A tese deste texto é que a decisão por um sistema próprio não é uma questão de modernidade ou de status, mas de maturidade operacional, e que ela tem um momento certo, que não é nem cedo demais nem tarde demais. Cedo demais, é desperdício, porque o escritório ainda não conhece sua operação. Tarde demais, é prejuízo acumulado, porque o escritório já vinha pagando, há tempo, o custo das limitações que poderia ter superado. Reconhecer os sinais de que esse momento chegou é o que permite tomar a decisão no ponto em que ela cria mais valor, em vez de tomá-la por impulso ou adiá-la por inércia.

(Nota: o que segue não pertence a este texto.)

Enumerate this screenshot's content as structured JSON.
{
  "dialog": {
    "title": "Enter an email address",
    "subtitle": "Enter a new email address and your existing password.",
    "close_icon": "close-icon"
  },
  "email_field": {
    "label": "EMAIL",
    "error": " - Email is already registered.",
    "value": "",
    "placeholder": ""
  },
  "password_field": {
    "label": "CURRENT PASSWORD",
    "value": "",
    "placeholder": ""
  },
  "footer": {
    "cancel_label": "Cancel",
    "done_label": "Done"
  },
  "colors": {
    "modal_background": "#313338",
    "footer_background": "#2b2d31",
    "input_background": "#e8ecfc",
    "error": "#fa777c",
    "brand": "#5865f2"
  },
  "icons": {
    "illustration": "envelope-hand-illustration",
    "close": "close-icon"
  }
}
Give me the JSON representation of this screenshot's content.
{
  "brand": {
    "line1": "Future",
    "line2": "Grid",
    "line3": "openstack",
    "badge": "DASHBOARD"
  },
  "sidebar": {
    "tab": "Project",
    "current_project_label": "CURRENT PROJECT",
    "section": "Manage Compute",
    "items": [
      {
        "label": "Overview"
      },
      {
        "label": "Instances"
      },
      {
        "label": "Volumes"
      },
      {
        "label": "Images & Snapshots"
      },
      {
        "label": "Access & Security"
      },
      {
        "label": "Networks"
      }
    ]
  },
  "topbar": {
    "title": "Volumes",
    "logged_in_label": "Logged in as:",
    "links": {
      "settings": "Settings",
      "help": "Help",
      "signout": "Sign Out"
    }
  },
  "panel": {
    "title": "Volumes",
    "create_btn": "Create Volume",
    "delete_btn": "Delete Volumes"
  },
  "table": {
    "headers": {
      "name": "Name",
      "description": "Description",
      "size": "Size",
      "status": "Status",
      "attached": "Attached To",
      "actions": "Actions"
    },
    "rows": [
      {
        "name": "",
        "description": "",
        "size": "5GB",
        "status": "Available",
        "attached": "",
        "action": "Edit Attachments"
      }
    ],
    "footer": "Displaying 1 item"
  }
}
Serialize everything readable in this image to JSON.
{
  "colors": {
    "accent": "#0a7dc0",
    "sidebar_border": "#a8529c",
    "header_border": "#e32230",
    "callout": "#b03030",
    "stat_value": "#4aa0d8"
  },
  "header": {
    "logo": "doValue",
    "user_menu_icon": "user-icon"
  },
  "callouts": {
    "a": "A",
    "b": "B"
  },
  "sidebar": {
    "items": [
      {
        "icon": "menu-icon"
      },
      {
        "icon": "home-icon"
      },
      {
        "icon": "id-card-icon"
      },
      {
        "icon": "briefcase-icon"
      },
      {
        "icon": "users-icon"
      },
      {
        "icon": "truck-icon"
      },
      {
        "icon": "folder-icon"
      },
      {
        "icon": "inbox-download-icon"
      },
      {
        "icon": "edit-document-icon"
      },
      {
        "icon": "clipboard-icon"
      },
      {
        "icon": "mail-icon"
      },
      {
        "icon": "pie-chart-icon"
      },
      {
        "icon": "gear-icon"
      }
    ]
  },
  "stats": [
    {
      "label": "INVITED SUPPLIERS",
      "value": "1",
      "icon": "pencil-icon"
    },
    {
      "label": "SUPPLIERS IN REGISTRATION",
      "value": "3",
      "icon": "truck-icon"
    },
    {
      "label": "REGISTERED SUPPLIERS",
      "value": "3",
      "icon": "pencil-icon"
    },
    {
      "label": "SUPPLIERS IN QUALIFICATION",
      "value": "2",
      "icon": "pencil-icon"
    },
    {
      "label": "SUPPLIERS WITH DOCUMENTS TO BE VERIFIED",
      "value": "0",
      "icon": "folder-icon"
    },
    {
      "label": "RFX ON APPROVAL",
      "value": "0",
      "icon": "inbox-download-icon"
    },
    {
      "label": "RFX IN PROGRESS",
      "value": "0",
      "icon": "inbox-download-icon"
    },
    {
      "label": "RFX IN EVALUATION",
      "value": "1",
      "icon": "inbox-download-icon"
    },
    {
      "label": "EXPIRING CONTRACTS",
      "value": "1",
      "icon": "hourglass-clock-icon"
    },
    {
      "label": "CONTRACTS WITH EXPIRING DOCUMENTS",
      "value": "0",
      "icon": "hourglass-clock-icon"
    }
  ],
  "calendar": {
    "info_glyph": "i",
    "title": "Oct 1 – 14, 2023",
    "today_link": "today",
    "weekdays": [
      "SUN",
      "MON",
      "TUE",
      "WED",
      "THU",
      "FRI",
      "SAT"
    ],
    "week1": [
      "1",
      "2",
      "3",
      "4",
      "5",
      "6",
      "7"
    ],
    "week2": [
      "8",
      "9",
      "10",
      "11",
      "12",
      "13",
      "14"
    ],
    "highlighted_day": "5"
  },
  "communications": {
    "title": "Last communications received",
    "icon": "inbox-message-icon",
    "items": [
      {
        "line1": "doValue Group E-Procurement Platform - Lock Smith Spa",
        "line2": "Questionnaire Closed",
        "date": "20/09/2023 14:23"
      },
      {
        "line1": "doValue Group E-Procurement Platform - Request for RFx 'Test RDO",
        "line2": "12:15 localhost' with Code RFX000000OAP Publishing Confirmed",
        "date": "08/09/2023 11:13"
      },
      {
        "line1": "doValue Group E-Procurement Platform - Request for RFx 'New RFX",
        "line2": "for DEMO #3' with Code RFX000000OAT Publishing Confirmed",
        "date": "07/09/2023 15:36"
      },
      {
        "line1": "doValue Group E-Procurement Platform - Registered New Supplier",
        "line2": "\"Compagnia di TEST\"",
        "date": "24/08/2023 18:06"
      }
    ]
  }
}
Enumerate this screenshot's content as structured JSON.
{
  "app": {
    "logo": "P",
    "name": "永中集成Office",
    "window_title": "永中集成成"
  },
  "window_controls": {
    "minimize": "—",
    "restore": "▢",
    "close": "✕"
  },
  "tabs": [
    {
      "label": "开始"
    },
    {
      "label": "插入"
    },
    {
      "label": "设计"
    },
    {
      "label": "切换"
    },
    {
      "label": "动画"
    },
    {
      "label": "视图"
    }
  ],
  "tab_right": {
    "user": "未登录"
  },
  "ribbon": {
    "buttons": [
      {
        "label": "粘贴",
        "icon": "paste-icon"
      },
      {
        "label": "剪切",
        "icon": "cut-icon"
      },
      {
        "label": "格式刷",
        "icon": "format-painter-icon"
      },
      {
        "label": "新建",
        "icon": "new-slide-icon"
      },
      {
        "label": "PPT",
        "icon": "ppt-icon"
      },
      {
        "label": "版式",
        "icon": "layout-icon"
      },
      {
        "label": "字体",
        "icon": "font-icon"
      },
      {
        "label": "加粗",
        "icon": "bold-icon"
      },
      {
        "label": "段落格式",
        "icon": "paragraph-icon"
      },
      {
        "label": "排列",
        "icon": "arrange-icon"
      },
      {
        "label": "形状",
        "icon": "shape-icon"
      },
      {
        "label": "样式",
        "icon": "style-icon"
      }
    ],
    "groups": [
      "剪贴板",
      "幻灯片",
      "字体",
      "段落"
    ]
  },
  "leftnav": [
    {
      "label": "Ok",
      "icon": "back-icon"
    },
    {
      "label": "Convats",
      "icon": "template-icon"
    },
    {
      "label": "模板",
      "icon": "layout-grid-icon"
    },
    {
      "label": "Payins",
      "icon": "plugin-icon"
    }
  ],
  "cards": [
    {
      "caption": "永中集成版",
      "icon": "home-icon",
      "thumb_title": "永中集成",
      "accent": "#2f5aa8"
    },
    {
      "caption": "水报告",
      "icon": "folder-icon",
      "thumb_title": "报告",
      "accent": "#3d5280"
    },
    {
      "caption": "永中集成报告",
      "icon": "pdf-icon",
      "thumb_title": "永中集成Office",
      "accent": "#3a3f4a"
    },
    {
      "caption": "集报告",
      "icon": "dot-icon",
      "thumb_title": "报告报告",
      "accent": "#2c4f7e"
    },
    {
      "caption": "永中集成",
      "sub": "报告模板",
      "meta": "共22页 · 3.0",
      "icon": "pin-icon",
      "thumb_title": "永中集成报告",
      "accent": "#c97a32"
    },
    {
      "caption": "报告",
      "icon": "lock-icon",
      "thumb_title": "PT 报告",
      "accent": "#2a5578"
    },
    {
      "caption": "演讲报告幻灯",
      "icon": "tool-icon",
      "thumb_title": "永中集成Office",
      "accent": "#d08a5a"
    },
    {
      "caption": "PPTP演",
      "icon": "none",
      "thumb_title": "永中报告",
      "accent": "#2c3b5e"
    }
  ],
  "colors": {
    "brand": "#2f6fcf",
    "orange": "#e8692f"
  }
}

Os sinais de que a ferramenta pronta deixou de bastar

Existem sinais reconhecíveis de que um escritório ultrapassou o ponto em que as ferramentas prontas o servem bem. O primeiro e mais comum é a proliferação de controles paralelos. Quando a ferramenta principal não dá conta de alguma necessidade, o escritório cria uma planilha para cobrir a lacuna. Depois outra. Depois um controle manual. Com o tempo, a operação passa a depender de uma constelação de controles paralelos que existem porque a ferramenta não os contempla, e essa constelação se torna frágil, propensa a erros e dependente de pessoas que sabem onde está cada coisa. A multiplicação de controles paralelos é o sintoma mais claro de que a ferramenta deixou de cobrir a operação real do escritório.

O segundo sinal é o esforço crescente de adaptação. No início, a ferramenta se adapta ao escritório. Com o crescimento, o escritório começa a se adaptar à ferramenta, mudando seus processos não porque são melhores, mas porque é assim que o software permite. Essa adaptação ao avesso tem um custo que se acumula silenciosamente, porque cada processo moldado à limitação da ferramenta é um processo que poderia ser mais eficiente se a ferramenta servisse ao processo, e não o contrário. Quando o escritório percebe que está repetidamente ajustando seu jeito de trabalhar para caber no que a ferramenta oferece, é sinal de que a ferramenta passou de facilitadora a limitadora.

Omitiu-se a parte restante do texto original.